Was the ball in or out? For what it's worth, having had that view, I've always thought the ball was in.
But that afternoon had already contained its share of drama. With seats reserved and plenty of rain around, my brother-in-law and I had sauntered around Brunton Avenue to our seats only half-an-hour before game time.
As we walked that space between the ground and the Jolimont railyards, we stopped, stunned, when a parachutist who'd miscalculated his drop into the centre square during the pre-game entertainment came literally flying over the top of us and into those railyards, his chute very fortunately acting as a kind of brake, tangled up in the lines as he dangled helplessly beneath.
Incredibly, the parachutist wasn't seriously injured, a fact I confirmed a couple of years ago after digging up a small newspaper report on the incident.
My sign-off from the days of watching the Grand Final from the outer came, appropriately, in 1984, the day my team Essendon finally broke a 19-year premiership drought with a then-record 9.6 (60) final term, a quarter of football I have watched so often I can literally (perhaps sadly) actually recite every single passage of play.
I have some unlikely mementos of September 29, 1984. Such as the "Footy Record" in which, like every week (and still now), I had meticulously and neatly scored the game, marking each individual goal and point.
I prided myself on my neatness of stroke. But there's one major exception. It's the one I recorded when Merv Neagle kicked the final and clearly decisive goal of that game to give Essendon a 24-point lead. That one is a barely decipherable scrawl.
I also discovered a piece of red crepe paper lodged within those middle pages. And yes, it's still there. Why not? It's a historical artefact.
Every Grand Final since that memorable day (except 2017, when I "rode" the boundary for radio station 1116 SEN) has been spent in the press box. The original version at the MCG. A couple of temporary numbers in 2004-05 as the new stands were being built. And the new, comparatively lush media centre of today.
So, a little more decorum has been in order, right? Well, (he sheepishly conceded) not always.
In 1997, as St Kilda's hopes of a second premiership were about to be thwarted by a rampaging Darren Jarman and, after Adelaide was awarded a dubious free kick, I dropped the "magic" word with a force which managed to escape out the open press box window and at least a dozen rows beyond, causing my near ejection.
I dropped it too loudly again in 2006, when, voting for a second time on the Norm Smith Medal, West Coast leading Sydney by just one point, and deep in time-on, I was hassled for my voting slip. I won that battle, refusing to hand it over until the siren had rung. Andrew Embley, you owe me.
I dropped it several times over in those frantic final few moments of the 2010 draw between Collingwood and St Kilda, arguably the only person in the whole media contingent actively barracking for the draw, just so we could come back and do it again.
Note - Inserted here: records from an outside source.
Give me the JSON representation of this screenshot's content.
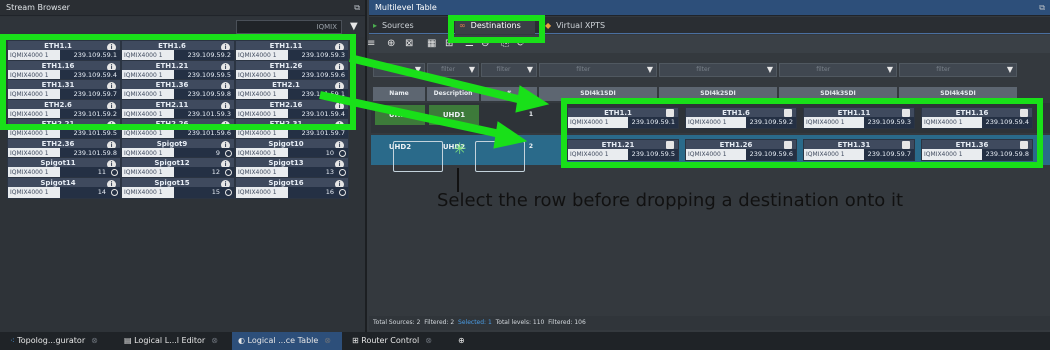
{
  "left_panel": {
    "title": "Stream Browser",
    "search": "IQMIX"
  },
  "tiles": [
    {
      "name": "ETH1.1",
      "device": "IQMIX4000 1",
      "value": "239.109.59.1"
    },
    {
      "name": "ETH1.6",
      "device": "IQMIX4000 1",
      "value": "239.109.59.2"
    },
    {
      "name": "ETH1.11",
      "device": "IQMIX4000 1",
      "value": "239.109.59.3"
    },
    {
      "name": "ETH1.16",
      "device": "IQMIX4000 1",
      "value": "239.109.59.4"
    },
    {
      "name": "ETH1.21",
      "device": "IQMIX4000 1",
      "value": "239.109.59.5"
    },
    {
      "name": "ETH1.26",
      "device": "IQMIX4000 1",
      "value": "239.109.59.6"
    },
    {
      "name": "ETH1.31",
      "device": "IQMIX4000 1",
      "value": "239.109.59.7"
    },
    {
      "name": "ETH1.36",
      "device": "IQMIX4000 1",
      "value": "239.109.59.8"
    },
    {
      "name": "ETH2.1",
      "device": "IQMIX4000 1",
      "value": "239.101.59.1"
    },
    {
      "name": "ETH2.6",
      "device": "IQMIX4000 1",
      "value": "239.101.59.2"
    },
    {
      "name": "ETH2.11",
      "device": "IQMIX4000 1",
      "value": "239.101.59.3"
    },
    {
      "name": "ETH2.16",
      "device": "IQMIX4000 1",
      "value": "239.101.59.4"
    },
    {
      "name": "ETH2.21",
      "device": "IQMIX4000 1",
      "value": "239.101.59.5"
    },
    {
      "name": "ETH2.26",
      "device": "IQMIX4000 1",
      "value": "239.101.59.6"
    },
    {
      "name": "ETH2.31",
      "device": "IQMIX4000 1",
      "value": "239.101.59.7"
    },
    {
      "name": "ETH2.36",
      "device": "IQMIX4000 1",
      "value": "239.101.59.8"
    },
    {
      "name": "Spigot9",
      "device": "IQMIX4000 1",
      "value": "9"
    },
    {
      "name": "Spigot10",
      "device": "IQMIX4000 1",
      "value": "10"
    },
    {
      "name": "Spigot11",
      "device": "IQMIX4000 1",
      "value": "11"
    },
    {
      "name": "Spigot12",
      "device": "IQMIX4000 1",
      "value": "12"
    },
    {
      "name": "Spigot13",
      "device": "IQMIX4000 1",
      "value": "13"
    },
    {
      "name": "Spigot14",
      "device": "IQMIX4000 1",
      "value": "14"
    },
    {
      "name": "Spigot15",
      "device": "IQMIX4000 1",
      "value": "15"
    },
    {
      "name": "Spigot16",
      "device": "IQMIX4000 1",
      "value": "16"
    }
  ],
  "right_panel": {
    "title": "Multilevel Table",
    "tabs": [
      "Sources",
      "Destinations",
      "Virtual XPTS"
    ],
    "filter_placeholder": "filter",
    "columns": [
      "Name",
      "Description",
      "#",
      "SDI4k1SDI",
      "SDI4k2SDI",
      "SDI4k3SDI",
      "SDI4k4SDI"
    ],
    "rows": [
      {
        "name": "UHD1",
        "description": "UHD1",
        "num": "1",
        "dests": [
          {
            "name": "ETH1.1",
            "device": "IQMIX4000 1",
            "value": "239.109.59.1"
          },
          {
            "name": "ETH1.6",
            "device": "IQMIX4000 1",
            "value": "239.109.59.2"
          },
          {
            "name": "ETH1.11",
            "device": "IQMIX4000 1",
            "value": "239.109.59.3"
          },
          {
            "name": "ETH1.16",
            "device": "IQMIX4000 1",
            "value": "239.109.59.4"
          }
        ]
      },
      {
        "name": "UHD2",
        "description": "UHD2",
        "num": "2",
        "dests": [
          {
            "name": "ETH1.21",
            "device": "IQMIX4000 1",
            "value": "239.109.59.5"
          },
          {
            "name": "ETH1.26",
            "device": "IQMIX4000 1",
            "value": "239.109.59.6"
          },
          {
            "name": "ETH1.31",
            "device": "IQMIX4000 1",
            "value": "239.109.59.7"
          },
          {
            "name": "ETH1.36",
            "device": "IQMIX4000 1",
            "value": "239.109.59.8"
          }
        ]
      }
    ],
    "status": {
      "sources": "Total Sources: 2",
      "filtered": "Filtered: 2",
      "selected": "Selected: 1",
      "levels": "Total levels: 110",
      "levels_filtered": "Filtered: 106"
    }
  },
  "bottom_tabs": [
    "Topolog...gurator",
    "Logical L...l Editor",
    "Logical ...ce Table",
    "Router Control"
  ],
  "annotation": "Select the row before dropping a destination onto it",
  "colors": {
    "highlight": "#19e019",
    "selected_row": "#2a6a8a",
    "uhd1_row": "#3d7a3a",
    "tile": "#3f4a5e"
  }
}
And I dropped it yet again, more in wonder than anger, in that match-winning moment of still the best Grand Final I have witnessed in the flesh, 2012, when Sydney's Nick Malceski's speculative snap sailed up and up and barely over the goal line to give the Swans an unassailable 10-point lead against Hawthorn.
I've since vowed to keep things on a bit more of an even keel. But it's not easy. Just being at a Grand Final is such a special experience. And once again, after that unscheduled hiatus, I'll get to enjoy the walk from Richmond Station through Yarra Park, with thousands of others, buzzing with anticipation, soaking up the atmosphere, the colour, the obvious tension on the faces of competing club supporters, all the vibes that go with a day that identifies my home town Melbourne more than any other.
OK, so a banner might be a bit of a stretch. But maybe look out for the guy who, on passing through the turnstiles, turns and raises his pass to a mystified crowd of onlookers. That'll probably be me.